Reputation: 1939
I have a dataframe of the following:
>>> a = pd.DataFrame({'values':[random.randint(-10,10) for i in range(10)]})
>>> a
values
0 -3
1 -8
2 -2
3 3
4 8
5 6
6 -5
7 0
8 8
9 -4
And would like to reindex it so the index is entirely date time.

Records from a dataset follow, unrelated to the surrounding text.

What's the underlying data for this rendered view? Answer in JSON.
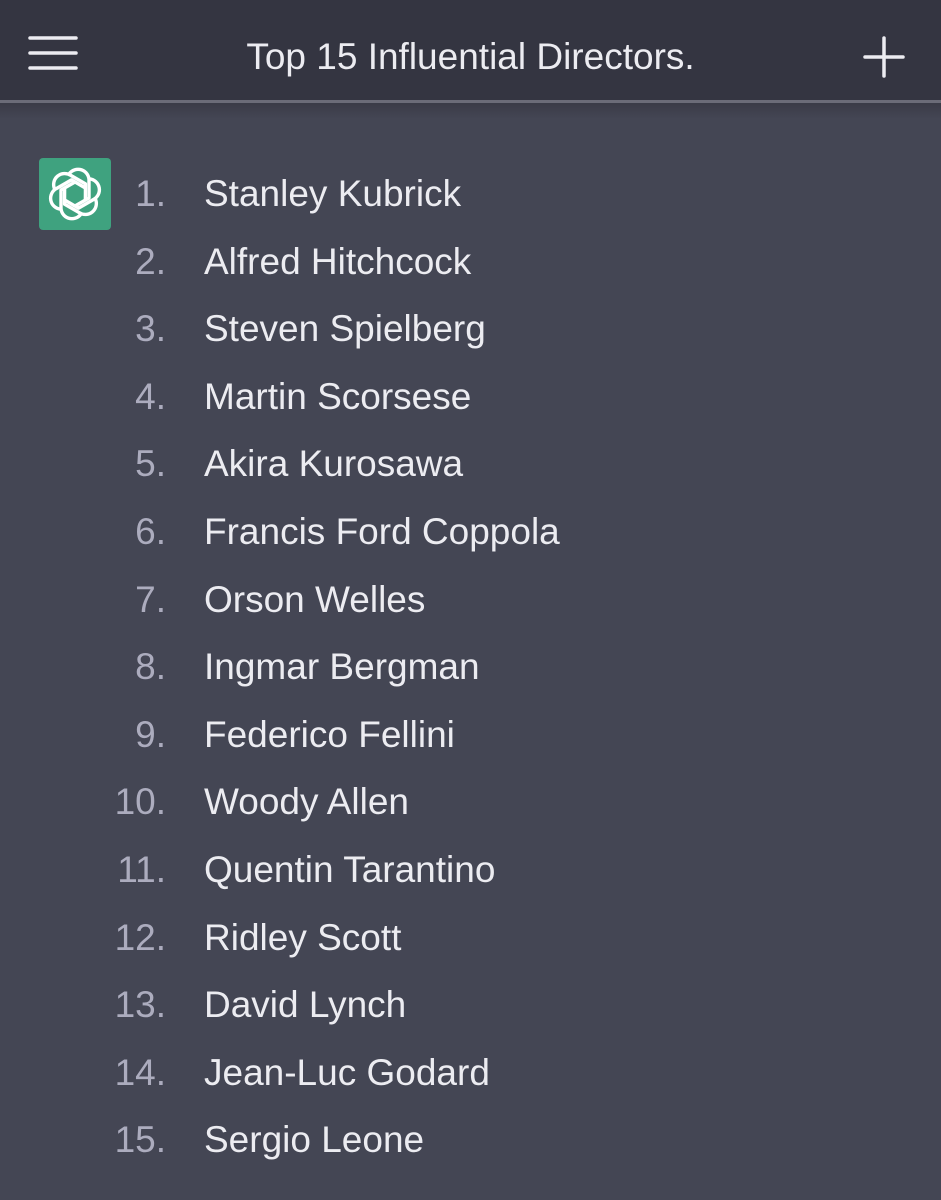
{
  "header": {
    "title": "Top 15 Influential Directors.",
    "menu_icon": "hamburger-menu-icon",
    "new_chat_icon": "plus-icon"
  },
  "message": {
    "avatar_icon": "openai-logo-icon",
    "avatar_color": "#3fa27f",
    "items": [
      {
        "number": "1.",
        "name": "Stanley Kubrick"
      },
      {
        "number": "2.",
        "name": "Alfred Hitchcock"
      },
      {
        "number": "3.",
        "name": "Steven Spielberg"
      },
      {
        "number": "4.",
        "name": "Martin Scorsese"
      },
      {
        "number": "5.",
        "name": "Akira Kurosawa"
      },
      {
        "number": "6.",
        "name": "Francis Ford Coppola"
      },
      {
        "number": "7.",
        "name": "Orson Welles"
      },
      {
        "number": "8.",
        "name": "Ingmar Bergman"
      },
      {
        "number": "9.",
        "name": "Federico Fellini"
      },
      {
        "number": "10.",
        "name": "Woody Allen"
      },
      {
        "number": "11.",
        "name": "Quentin Tarantino"
      },
      {
        "number": "12.",
        "name": "Ridley Scott"
      },
      {
        "number": "13.",
        "name": "David Lynch"
      },
      {
        "number": "14.",
        "name": "Jean-Luc Godard"
      },
      {
        "number": "15.",
        "name": "Sergio Leone"
      }
    ]
  },
  "colors": {
    "header_bg": "#343541",
    "content_bg": "#444654",
    "text": "#ececf1",
    "number_text": "#acacbe"
  }
}
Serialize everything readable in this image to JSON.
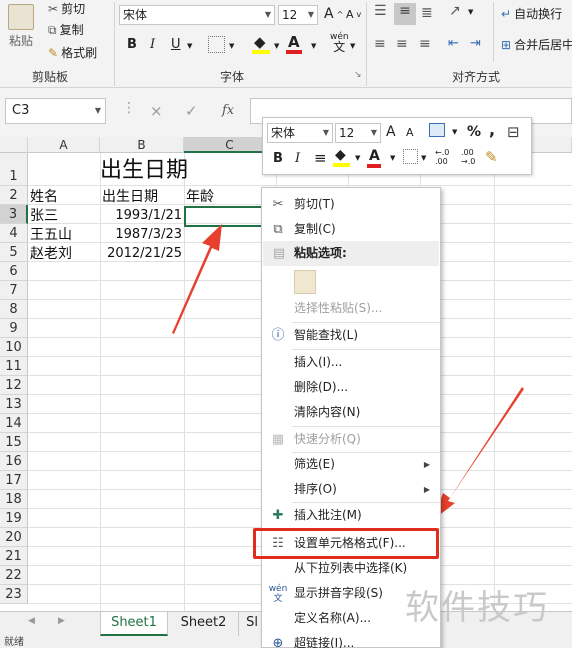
{
  "ribbon": {
    "clipboard": {
      "paste": "粘贴",
      "cut": "剪切",
      "copy": "复制",
      "format_painter": "格式刷",
      "group": "剪贴板"
    },
    "font": {
      "font_name": "宋体",
      "font_size": "12",
      "grow": "A",
      "shrink": "A",
      "bold": "B",
      "italic": "I",
      "underline": "U",
      "wen": "wén",
      "wen_char": "文",
      "group": "字体"
    },
    "alignment": {
      "wrap": "自动换行",
      "merge": "合并后居中",
      "group": "对齐方式"
    }
  },
  "formula_bar": {
    "name_box": "C3",
    "cancel": "×",
    "confirm": "✓",
    "fx": "fx",
    "value": ""
  },
  "sheet": {
    "columns": [
      "A",
      "B",
      "C"
    ],
    "rows": [
      "1",
      "2",
      "3",
      "4",
      "5",
      "6",
      "7",
      "8",
      "9",
      "10",
      "11",
      "12",
      "13",
      "14",
      "15",
      "16",
      "17",
      "18",
      "19",
      "20",
      "21",
      "22",
      "23"
    ],
    "title": "出生日期",
    "header": {
      "a": "姓名",
      "b": "出生日期",
      "c": "年龄"
    },
    "data": [
      {
        "name": "张三",
        "date": "1993/1/21"
      },
      {
        "name": "王五山",
        "date": "1987/3/23"
      },
      {
        "name": "赵老刘",
        "date": "2012/21/25"
      }
    ]
  },
  "tabs": [
    "Sheet1",
    "Sheet2",
    "Sl"
  ],
  "status": "就绪",
  "mini_toolbar": {
    "font_name": "宋体",
    "font_size": "12",
    "grow": "A",
    "shrink": "A",
    "percent": "%",
    "comma": ",",
    "bold": "B",
    "italic": "I",
    "align": "≡",
    "dec_inc": "←.0\n.00",
    "dec_dec": ".00\n→.0"
  },
  "context_menu": {
    "cut": "剪切(T)",
    "copy": "复制(C)",
    "paste_options": "粘贴选项:",
    "paste_special": "选择性粘贴(S)...",
    "smart_lookup": "智能查找(L)",
    "insert": "插入(I)...",
    "delete": "删除(D)...",
    "clear": "清除内容(N)",
    "quick_analysis": "快速分析(Q)",
    "filter": "筛选(E)",
    "sort": "排序(O)",
    "insert_comment": "插入批注(M)",
    "format_cells": "设置单元格格式(F)...",
    "pick_list": "从下拉列表中选择(K)",
    "phonetic": "显示拼音字段(S)",
    "define_name": "定义名称(A)...",
    "hyperlink": "超链接(I)..."
  },
  "watermark": "软件技巧",
  "colors": {
    "accent": "#217346",
    "highlight": "#e02d1f",
    "arrow": "#e8402e"
  }
}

I am doing that with the following code:
>>> times = [datetime.datetime(2018,1,2,12,40,0) + datetime.timedelta(seconds=i) for i in range(10)]
>>> times
[datetime.datetime(2018, 1, 2, 12, 40), datetime.datetime(2018, 1, 2, 12, 40, 1), datetime.datetime(2018, 1, 2, 12, 40, 2), datetime.datetime(2018, 1, 2, 12, 40, 3), datetime.datetime(2018, 1, 2, 12, 40, 4), datetime.datetime(2018, 1, 2, 12, 40, 5), datetime.datetime(2018, 1, 2, 12, 40, 6), datetime.datetime(2018, 1, 2, 12, 40, 7), datetime.datetime(2018, 1, 2, 12, 40, 8), datetime.datetime(2018, 1, 2, 12, 40, 9)]
>>> a.reindex(times)
values
2018-01-02 12:40:00 NaN
2018-01-02 12:40:01 NaN
2018-01-02 12:40:02 NaN
2018-01-02 12:40:03 NaN
2018-01-02 12:40:04 NaN
2018-01-02 12:40:05 NaN
2018-01-02 12:40:06 NaN
2018-01-02 12:40:07 NaN
2018-01-02 12:40:08 NaN
2018-01-02 12:40:09 NaN
As you can see, it instead deletes the values I just had and just puts NaN's in their place. How would I reindex this dataframe to look something like this:
values
2018-01-02 12:40:00 -3
2018-01-02 12:40:01 -8
2018-01-02 12:40:02 -2
2018-01-02 12:40:03 3
2018-01-02 12:40:04 8
2018-01-02 12:40:05 6
2018-01-02 12:40:06 -5
2018-01-02 12:40:07 0
2018-01-02 12:40:08 8
2018-01-02 12:40:09 -4
Upvotes: 4
Views: 2370
Reputation: 298
Code
import random
import datetime
import pandas as pd
a = pd.DataFrame({'values':[random.randint(-10,10) for i in range(10)]})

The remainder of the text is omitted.